L’article de présentation sur l’Asie se révèle fort intéressant : il rappelle utilement que « des centaines de millions de personnes n’ont de contact qu’ épisodique avec le moteur ou la roue, avec la force électrique ou le chauffage au gaz dans la vie quotidienne (…) les riziculteurs du Bangladesh, (…) les ouvriers des plantations malaises, les pasteurs du Tibet (…) continuent pour l’essentiel de vivre à l’écart.
Sur le Japon, l’auteur insiste sur la fracture sociale avec l’émergence de gagnants et de perdants, le terme de kakusa (disparités sociales) entrant désormais dans le vocabulaire.
L’article sur le Vietnam nous renseigne sur ce pays qui vient d’intégrer l’OMC. La politique reste encore fortement contrôlée par le parti communiste.
L’article sur Cuba intitulé « L’après-castrisme a commencé », fait un point sur la situation : au-delà de ce que l’on sait au niveau politique, l’auteur esquisse les pistes de changements : une commission de travail sur la structure de la propriété dans un état socialiste devrait remettre un rapport sur le sujet en 2009. Plusieurs indicateurs sont au rouge, y compris ceux qui étaient traditionnellement positifs : on assiste ainsi au déclin du tourisme et même la récolte de sucre est restée faible.

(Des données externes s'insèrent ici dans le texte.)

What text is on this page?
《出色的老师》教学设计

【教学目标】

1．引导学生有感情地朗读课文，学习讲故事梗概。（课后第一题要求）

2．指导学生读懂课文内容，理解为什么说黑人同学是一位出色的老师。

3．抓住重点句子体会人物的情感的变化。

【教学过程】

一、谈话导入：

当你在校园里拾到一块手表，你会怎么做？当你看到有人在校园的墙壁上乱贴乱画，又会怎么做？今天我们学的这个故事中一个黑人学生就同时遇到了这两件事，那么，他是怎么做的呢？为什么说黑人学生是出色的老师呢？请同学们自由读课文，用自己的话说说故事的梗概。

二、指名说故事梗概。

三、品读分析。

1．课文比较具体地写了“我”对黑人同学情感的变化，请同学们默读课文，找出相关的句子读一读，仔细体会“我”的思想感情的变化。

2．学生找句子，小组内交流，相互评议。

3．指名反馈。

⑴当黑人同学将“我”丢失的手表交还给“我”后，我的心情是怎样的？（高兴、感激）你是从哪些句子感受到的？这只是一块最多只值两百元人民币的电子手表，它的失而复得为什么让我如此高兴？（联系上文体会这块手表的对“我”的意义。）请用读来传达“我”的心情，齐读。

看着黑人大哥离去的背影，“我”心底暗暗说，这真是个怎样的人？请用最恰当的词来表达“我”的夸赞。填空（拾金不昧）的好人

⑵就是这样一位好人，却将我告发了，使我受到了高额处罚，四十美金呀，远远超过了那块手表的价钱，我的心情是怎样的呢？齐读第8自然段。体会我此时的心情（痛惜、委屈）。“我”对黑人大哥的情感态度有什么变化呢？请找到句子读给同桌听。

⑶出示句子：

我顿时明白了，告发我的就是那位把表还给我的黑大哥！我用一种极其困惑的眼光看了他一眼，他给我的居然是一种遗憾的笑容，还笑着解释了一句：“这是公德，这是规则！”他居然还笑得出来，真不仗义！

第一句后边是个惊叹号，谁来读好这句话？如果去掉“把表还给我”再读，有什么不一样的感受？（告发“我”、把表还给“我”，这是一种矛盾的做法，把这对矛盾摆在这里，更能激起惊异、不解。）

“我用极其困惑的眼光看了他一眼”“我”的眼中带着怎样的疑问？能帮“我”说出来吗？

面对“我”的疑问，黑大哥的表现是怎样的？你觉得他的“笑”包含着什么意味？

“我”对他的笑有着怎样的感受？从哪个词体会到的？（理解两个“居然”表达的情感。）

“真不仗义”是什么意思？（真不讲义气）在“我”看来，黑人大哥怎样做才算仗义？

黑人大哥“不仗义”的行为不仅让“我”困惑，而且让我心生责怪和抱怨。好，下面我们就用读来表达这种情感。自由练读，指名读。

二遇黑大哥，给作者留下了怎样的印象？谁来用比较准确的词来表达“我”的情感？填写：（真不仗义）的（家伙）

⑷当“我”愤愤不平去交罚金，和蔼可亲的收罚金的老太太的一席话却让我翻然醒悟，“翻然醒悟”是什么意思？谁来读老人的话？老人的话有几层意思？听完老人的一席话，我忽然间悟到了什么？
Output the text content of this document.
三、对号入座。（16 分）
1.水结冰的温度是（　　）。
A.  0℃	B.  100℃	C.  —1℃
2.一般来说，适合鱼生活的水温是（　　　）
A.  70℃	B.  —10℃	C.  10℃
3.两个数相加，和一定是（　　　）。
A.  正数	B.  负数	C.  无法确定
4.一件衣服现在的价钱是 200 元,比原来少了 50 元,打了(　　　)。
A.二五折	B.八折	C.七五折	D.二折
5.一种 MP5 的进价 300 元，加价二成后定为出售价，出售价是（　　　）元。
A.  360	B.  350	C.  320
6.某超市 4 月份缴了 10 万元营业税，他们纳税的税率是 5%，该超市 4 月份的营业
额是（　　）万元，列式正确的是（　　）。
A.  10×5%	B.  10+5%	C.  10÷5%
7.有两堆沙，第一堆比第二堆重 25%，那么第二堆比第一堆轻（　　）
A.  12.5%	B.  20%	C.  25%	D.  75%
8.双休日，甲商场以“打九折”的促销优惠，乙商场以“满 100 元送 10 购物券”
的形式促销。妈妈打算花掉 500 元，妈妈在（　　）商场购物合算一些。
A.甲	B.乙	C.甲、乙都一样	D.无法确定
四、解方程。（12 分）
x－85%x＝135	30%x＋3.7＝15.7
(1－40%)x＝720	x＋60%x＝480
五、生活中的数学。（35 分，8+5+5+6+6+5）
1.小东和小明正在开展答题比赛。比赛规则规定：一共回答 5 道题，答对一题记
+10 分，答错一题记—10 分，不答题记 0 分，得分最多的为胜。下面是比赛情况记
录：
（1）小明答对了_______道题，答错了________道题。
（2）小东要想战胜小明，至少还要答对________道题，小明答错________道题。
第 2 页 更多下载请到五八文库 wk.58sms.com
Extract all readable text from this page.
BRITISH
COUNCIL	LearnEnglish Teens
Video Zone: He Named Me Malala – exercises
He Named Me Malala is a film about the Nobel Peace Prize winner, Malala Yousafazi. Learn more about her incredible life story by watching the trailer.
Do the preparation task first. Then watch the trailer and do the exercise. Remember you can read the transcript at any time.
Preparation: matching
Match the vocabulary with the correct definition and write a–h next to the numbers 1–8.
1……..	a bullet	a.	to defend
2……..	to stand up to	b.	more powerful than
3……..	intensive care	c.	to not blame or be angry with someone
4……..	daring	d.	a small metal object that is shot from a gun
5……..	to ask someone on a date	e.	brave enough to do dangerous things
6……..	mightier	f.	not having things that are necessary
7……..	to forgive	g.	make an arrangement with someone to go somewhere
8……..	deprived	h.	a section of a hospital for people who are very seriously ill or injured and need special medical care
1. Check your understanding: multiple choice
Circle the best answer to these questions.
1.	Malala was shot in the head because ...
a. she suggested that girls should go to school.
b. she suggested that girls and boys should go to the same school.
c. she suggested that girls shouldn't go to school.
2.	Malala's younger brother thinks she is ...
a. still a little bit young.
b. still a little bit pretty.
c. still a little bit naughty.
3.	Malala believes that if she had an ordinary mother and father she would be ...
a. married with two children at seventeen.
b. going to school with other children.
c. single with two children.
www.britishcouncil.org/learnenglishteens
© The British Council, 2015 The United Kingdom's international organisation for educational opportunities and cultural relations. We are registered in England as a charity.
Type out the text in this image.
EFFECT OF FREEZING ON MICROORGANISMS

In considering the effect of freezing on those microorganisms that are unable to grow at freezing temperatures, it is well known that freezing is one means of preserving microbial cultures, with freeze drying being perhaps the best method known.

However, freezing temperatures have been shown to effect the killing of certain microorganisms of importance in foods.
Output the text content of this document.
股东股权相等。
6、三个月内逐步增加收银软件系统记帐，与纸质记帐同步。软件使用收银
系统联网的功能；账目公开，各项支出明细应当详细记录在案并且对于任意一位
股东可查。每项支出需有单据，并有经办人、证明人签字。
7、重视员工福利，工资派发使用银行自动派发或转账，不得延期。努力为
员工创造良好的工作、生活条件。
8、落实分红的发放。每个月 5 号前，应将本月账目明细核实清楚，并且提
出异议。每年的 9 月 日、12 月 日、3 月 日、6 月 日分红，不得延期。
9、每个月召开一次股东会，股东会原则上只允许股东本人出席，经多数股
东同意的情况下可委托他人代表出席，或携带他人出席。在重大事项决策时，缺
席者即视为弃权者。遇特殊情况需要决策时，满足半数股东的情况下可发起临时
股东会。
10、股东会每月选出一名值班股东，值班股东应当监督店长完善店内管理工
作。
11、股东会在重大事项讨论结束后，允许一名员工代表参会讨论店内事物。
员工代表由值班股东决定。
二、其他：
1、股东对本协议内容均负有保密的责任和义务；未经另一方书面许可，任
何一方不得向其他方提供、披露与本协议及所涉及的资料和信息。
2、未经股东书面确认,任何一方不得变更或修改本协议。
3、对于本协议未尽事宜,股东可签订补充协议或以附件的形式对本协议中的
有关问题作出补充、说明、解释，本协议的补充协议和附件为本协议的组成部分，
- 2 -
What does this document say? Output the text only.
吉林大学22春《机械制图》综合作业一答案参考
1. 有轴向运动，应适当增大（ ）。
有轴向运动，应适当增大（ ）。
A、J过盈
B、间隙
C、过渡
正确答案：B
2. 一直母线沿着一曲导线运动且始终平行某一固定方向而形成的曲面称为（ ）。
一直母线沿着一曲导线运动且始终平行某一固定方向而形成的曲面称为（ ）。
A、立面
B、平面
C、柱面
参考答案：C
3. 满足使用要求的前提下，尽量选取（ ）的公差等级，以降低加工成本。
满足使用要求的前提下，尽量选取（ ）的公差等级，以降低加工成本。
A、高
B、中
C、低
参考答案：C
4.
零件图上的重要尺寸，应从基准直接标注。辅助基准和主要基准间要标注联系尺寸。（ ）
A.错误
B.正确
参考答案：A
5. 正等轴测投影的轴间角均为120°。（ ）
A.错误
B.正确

Sur les NTIC, on apprend que la version anglaise de wikipedia comporte plus de 1, 3 millions d’entrées alors que la version numérique de l’Encyclopedia Britannica n’offre que 100 000 entrées !

Bilan :

Au total et dans un cadre figé, L’Etat du Monde propose des synthèses de qualité. Néanmoins on peut ressentir une certaine frustration à la lecture de thèmes qu’on possède bien, car le format en quelques pages contraint.
Il ne s’agit sans doute pas de l’acquérir chaque année mais, un peu comme un quid ou un dictionnaire, d’en posséder un pas trop vieux puis, quand le besoin s’en fait sentir, de le renouveler.